What does the poster look like?
See the reduced versions in the section Layout Alternatives below.
Legibility Issues
The chief problem with this poster is that there are so many characters that even when printed onto A0, you basically need a magnifiying glass to see anything. The image above and to the right is one square inch of the final poster (reduced to 300dpi). I've played around with different ways of formatting the poster and separating blocks - my current favourite is the "inline" version described below. If you want to get an idea of how large the characters will be on various numbers of A0 sheets, the images below show the top left 1x2 inches, each reduced to 72dpi (a typical screen resolution).


One option for printing out the poster is to divide it up with pamdice into 16 A4 sheets and sticking them together.
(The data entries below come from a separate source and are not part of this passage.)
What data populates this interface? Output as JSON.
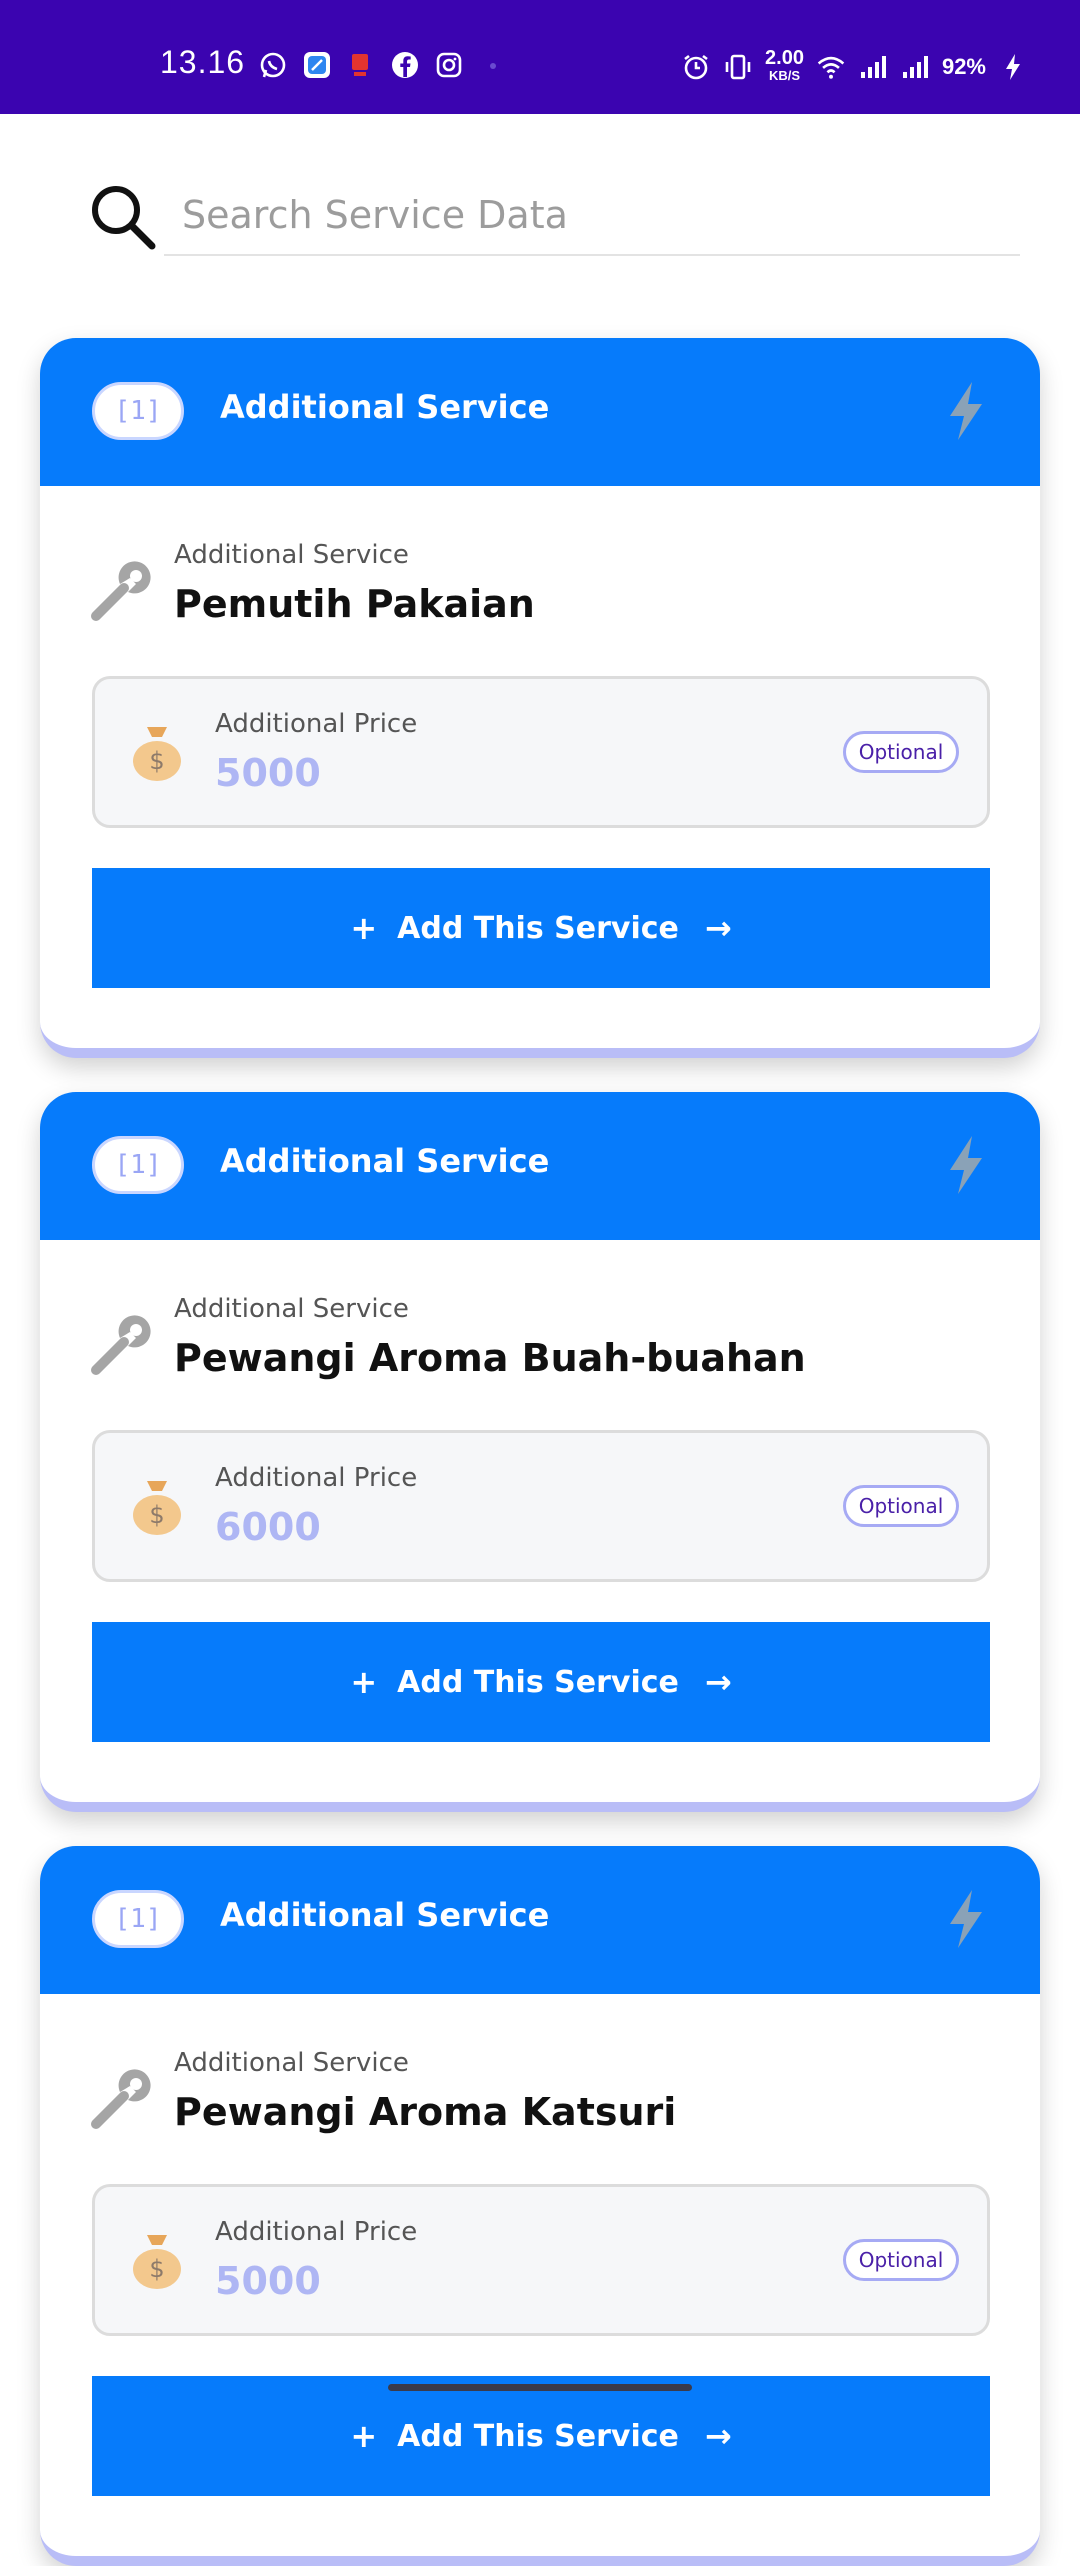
{
  "status_bar": {
    "time": "13.16",
    "net_speed_value": "2.00",
    "net_speed_unit": "KB/S",
    "battery": "92%",
    "background_color": "#3b04b0",
    "left_icons": [
      "whatsapp-icon",
      "app-icon",
      "pay-app-icon",
      "facebook-icon",
      "instagram-icon",
      "dot-icon"
    ],
    "right_icons": [
      "alarm-icon",
      "vibrate-icon",
      "wifi-icon",
      "signal-icon",
      "signal-icon",
      "charging-icon"
    ]
  },
  "search": {
    "placeholder": "Search Service Data",
    "value": ""
  },
  "colors": {
    "primary_blue": "#067bfb",
    "price_text": "#aeb6f4",
    "optional_border": "#a6aaf4",
    "card_bottom_accent": "#b9bdf7"
  },
  "cards": [
    {
      "index": "[1]",
      "header_title": "Additional Service",
      "service_caption": "Additional Service",
      "service_name": "Pemutih Pakaian",
      "price_label": "Additional Price",
      "price_value": "5000",
      "badge": "Optional",
      "button_plus": "+",
      "button_label": "Add This Service",
      "button_arrow": "→"
    },
    {
      "index": "[1]",
      "header_title": "Additional Service",
      "service_caption": "Additional Service",
      "service_name": "Pewangi Aroma Buah-buahan",
      "price_label": "Additional Price",
      "price_value": "6000",
      "badge": "Optional",
      "button_plus": "+",
      "button_label": "Add This Service",
      "button_arrow": "→"
    },
    {
      "index": "[1]",
      "header_title": "Additional Service",
      "service_caption": "Additional Service",
      "service_name": "Pewangi Aroma Katsuri",
      "price_label": "Additional Price",
      "price_value": "5000",
      "badge": "Optional",
      "button_plus": "+",
      "button_label": "Add This Service",
      "button_arrow": "→"
    }
  ]
}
The advantage of this is that you can get a good idea of what it looks like just from a normal printer (my absurdly-cheap-but-good Samsung ML-1610 had no problem printing the 600dpi A4 bitmaps), but of course the ideal is to print it out on the highest definition an A0 plotter you can find.
Downloadable Versions
Sadly, I don't believe that I'm allowed to provide downloadable versions of the final poster. Each of the code charts has the following text in it:
“You may freely use these code charts for personal or internal business uses only. You may not incorporate them either wholly or in part into any product or publication, or otherwise distribute them without express written permission from the Unicode Consortium. However, you may provide links to these charts.
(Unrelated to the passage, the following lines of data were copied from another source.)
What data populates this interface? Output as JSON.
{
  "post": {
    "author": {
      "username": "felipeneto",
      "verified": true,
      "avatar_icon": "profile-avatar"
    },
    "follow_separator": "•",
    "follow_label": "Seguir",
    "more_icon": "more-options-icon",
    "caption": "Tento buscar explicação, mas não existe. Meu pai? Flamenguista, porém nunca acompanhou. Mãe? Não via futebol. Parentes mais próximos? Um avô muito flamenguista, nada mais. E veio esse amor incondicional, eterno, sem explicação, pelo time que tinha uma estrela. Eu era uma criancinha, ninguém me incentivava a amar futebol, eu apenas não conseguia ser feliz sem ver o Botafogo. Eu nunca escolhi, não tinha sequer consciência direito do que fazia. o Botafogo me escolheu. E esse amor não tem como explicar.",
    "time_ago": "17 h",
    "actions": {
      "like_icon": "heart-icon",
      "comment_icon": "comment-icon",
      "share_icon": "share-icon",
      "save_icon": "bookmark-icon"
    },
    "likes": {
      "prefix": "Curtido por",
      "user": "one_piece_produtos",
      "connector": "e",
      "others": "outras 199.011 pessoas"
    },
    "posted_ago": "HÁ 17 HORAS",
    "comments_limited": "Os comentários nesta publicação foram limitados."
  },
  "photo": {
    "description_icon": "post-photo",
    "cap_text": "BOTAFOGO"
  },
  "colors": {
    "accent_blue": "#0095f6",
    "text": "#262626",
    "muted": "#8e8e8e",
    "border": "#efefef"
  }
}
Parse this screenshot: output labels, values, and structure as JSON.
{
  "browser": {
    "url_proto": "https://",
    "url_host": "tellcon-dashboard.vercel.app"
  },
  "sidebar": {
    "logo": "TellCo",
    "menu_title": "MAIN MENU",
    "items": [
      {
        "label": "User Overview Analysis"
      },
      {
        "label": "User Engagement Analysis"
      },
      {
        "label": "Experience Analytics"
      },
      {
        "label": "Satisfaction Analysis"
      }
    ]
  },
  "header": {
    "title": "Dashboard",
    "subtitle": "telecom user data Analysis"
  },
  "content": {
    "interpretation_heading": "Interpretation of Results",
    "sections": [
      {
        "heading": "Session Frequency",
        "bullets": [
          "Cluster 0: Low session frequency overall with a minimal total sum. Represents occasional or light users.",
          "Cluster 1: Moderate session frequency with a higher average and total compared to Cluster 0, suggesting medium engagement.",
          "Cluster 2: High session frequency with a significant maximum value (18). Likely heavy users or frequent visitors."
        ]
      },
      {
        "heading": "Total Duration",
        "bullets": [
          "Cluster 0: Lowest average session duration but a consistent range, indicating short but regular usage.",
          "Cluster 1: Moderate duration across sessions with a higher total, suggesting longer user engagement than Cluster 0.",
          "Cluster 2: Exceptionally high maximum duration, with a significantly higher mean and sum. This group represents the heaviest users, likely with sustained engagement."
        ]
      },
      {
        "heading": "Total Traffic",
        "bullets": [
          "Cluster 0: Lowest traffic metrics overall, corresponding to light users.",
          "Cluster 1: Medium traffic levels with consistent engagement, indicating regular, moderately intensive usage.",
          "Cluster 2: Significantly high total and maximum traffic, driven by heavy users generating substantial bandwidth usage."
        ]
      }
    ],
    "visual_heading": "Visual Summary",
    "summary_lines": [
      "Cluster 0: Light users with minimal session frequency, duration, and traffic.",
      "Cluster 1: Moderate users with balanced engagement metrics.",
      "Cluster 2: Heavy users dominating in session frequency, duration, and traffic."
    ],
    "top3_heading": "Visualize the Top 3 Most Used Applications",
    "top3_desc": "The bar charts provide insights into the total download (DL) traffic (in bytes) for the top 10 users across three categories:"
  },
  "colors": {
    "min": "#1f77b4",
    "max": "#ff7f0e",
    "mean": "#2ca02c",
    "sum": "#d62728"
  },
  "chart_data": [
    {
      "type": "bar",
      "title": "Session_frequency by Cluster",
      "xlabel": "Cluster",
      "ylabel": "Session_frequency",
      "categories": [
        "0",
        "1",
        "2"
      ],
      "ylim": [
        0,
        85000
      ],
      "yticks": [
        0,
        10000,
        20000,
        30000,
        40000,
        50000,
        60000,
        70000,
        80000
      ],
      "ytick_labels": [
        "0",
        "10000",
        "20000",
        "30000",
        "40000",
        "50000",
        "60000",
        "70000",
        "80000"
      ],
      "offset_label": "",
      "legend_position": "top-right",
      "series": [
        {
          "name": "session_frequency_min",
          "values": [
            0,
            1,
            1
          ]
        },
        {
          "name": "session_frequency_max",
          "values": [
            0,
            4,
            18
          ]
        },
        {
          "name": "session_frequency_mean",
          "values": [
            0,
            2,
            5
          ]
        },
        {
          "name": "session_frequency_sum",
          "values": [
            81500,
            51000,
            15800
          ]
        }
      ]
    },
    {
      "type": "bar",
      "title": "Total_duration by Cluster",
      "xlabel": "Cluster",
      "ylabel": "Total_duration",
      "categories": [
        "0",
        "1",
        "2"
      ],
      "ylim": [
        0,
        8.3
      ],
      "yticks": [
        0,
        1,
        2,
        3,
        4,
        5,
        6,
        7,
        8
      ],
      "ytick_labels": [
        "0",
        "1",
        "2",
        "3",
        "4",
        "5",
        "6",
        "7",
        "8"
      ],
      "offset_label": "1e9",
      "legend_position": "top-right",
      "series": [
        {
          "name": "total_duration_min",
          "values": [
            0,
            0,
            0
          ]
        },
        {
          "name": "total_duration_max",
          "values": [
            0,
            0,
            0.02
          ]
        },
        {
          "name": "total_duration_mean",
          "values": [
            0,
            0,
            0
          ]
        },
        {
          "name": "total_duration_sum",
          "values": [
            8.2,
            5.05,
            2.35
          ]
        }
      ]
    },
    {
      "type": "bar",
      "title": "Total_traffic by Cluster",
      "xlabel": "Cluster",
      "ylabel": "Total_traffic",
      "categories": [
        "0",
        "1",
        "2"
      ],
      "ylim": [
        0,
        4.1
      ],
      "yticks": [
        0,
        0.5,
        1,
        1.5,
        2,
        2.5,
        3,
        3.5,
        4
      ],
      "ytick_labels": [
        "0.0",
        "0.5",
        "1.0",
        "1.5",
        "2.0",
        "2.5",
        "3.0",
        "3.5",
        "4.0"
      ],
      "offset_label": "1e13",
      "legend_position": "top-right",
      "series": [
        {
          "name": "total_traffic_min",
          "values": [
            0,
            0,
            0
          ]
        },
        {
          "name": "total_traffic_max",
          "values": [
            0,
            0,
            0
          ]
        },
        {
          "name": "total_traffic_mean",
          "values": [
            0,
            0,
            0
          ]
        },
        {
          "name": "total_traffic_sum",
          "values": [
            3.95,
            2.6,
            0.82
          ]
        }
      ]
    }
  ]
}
“The fonts and font data used in production of these Code Charts may NOT be extracted, or used in any other way in any product or publication, without permission or license granted by the typeface owner(s).”
I may write to them to clarify their position on such posters, but I suspect the answer will be disappointing. ☹ I can't see anything that prohibits me from using the charts for this purpose, which is clearly just personal use, I think.
How was the poster generated?
If you want to see all the gory details of how to generate these posters, you can download the scripts from github - the repository is here:
http://github.com/mhl/unicode-poster/tree/master
I don't necessarily recommend trying this yourself - you'll need 30GiB of free disk space, lots of patience and be happy about editing hastily-written Ruby scripts to do what you want.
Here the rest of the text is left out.